How is 'EBITDA' calculated for Batteries Plus Bulbs, according to the FDD?
Batteries_Plus_Bulbs Franchise · 2025 FDDAnswer from 2025 FDD Document
- F. "EBITDA" is calculated by taking the Gross Profit Margin and subtracting the Total Expenses.
Source: Item 19 — Financial Performance Representations (FDD pages 53–70)
What This Means (2025 FDD)
According to Batteries Plus Bulbs' 2025 Franchise Disclosure Document, EBITDA is calculated by subtracting the Total Expenses from the Gross Profit Margin. Gross Profit Margin is defined as Net Revenue less the Cost of Goods Sold. Net Revenue includes all revenues from sales of goods and services, whether for cash, check, credit card, or trade, less sales tax, discounts, customer refunds, and returns. Cost of Goods Sold includes product costs, discounts earned, customer repair costs, recycling charges, restocking fees, purchase price variances, redistribution costs, core recovery, tech center supplies, freight in, warranty expense, bulb breakage, and coupon discrepancy, but excludes inventory shrinkage and scrap.
Total Expenses include Selling Expenses, Delivery Expense, Facilities and Office expenses, Admin expenses, Royalties, and Marketing expenses.
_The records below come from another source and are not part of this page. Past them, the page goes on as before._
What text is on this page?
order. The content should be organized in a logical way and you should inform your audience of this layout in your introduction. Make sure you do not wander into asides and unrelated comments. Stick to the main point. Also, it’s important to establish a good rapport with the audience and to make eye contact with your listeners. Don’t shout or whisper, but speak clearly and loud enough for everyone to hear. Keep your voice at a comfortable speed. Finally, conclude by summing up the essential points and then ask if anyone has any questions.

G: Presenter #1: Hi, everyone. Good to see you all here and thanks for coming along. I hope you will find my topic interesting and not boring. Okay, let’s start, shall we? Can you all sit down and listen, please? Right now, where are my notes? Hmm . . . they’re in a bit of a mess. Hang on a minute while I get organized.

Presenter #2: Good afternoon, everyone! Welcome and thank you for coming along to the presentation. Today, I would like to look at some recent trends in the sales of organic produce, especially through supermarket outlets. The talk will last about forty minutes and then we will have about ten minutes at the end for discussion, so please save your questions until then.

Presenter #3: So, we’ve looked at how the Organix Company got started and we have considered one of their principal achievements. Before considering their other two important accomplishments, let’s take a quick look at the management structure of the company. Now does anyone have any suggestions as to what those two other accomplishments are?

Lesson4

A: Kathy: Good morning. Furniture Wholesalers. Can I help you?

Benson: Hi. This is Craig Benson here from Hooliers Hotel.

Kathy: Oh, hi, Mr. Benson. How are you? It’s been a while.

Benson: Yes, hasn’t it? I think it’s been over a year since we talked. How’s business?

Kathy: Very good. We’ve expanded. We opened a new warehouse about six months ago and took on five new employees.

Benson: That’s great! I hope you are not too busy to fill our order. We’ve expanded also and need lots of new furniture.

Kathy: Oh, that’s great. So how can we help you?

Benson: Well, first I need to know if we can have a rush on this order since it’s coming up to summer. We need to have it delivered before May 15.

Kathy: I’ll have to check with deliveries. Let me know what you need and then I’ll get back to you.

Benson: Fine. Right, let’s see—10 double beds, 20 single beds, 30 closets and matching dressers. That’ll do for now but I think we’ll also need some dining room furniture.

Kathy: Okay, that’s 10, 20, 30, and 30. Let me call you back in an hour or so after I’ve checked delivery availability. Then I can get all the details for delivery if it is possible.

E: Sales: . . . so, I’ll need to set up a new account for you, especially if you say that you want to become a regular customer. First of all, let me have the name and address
Selling Expenses cover credit card fees, national account administration fees, and uniform expenses, but exclude business meals, travel, and sample equipment. Delivery Expense includes vehicle gas, insurance, and shipping, but not vehicle repairs. Facilities and Office expenses include business insurance, rent, CAM, property tax, security, snow removal, lawn care, utilities, and waste management, but not building or equipment repairs. Admin expenses include IT data lines, IT maintenance fees, supplies, and telephone expenses, but not bad debt, cellular phone expenses, or donations.
Prospective franchisees should note that EBITDA does not account for several additional expenses they will incur. These include facility services, property taxes, rent, building and equipment repairs, security services, snow removal and lawn care, insurance, Omni Channel Fee, computer support, credit card fees, taxes, shipping expenses, vehicle expenses (including gas, insurance, and repairs), samples, service charges, supplies, postage, employee welfare, bad debt expense, donations, dues and subscriptions, payroll processing, human resources/personnel, IT support and repairs, banking fees, legal fees, tax preparation, accounting, bookkeeping, business meals and entertainment, utilities, janitorial services, waste removal services, Key Account Program administrative fees and commissions, meetings, printed selling materials, tools and small equipment, travel, uniforms, depreciation and amortization expenses, and all other miscellaneous expenses. Therefore, a franchisee's actual profit may be significantly lower than the EBITDA figures presented in the FDD.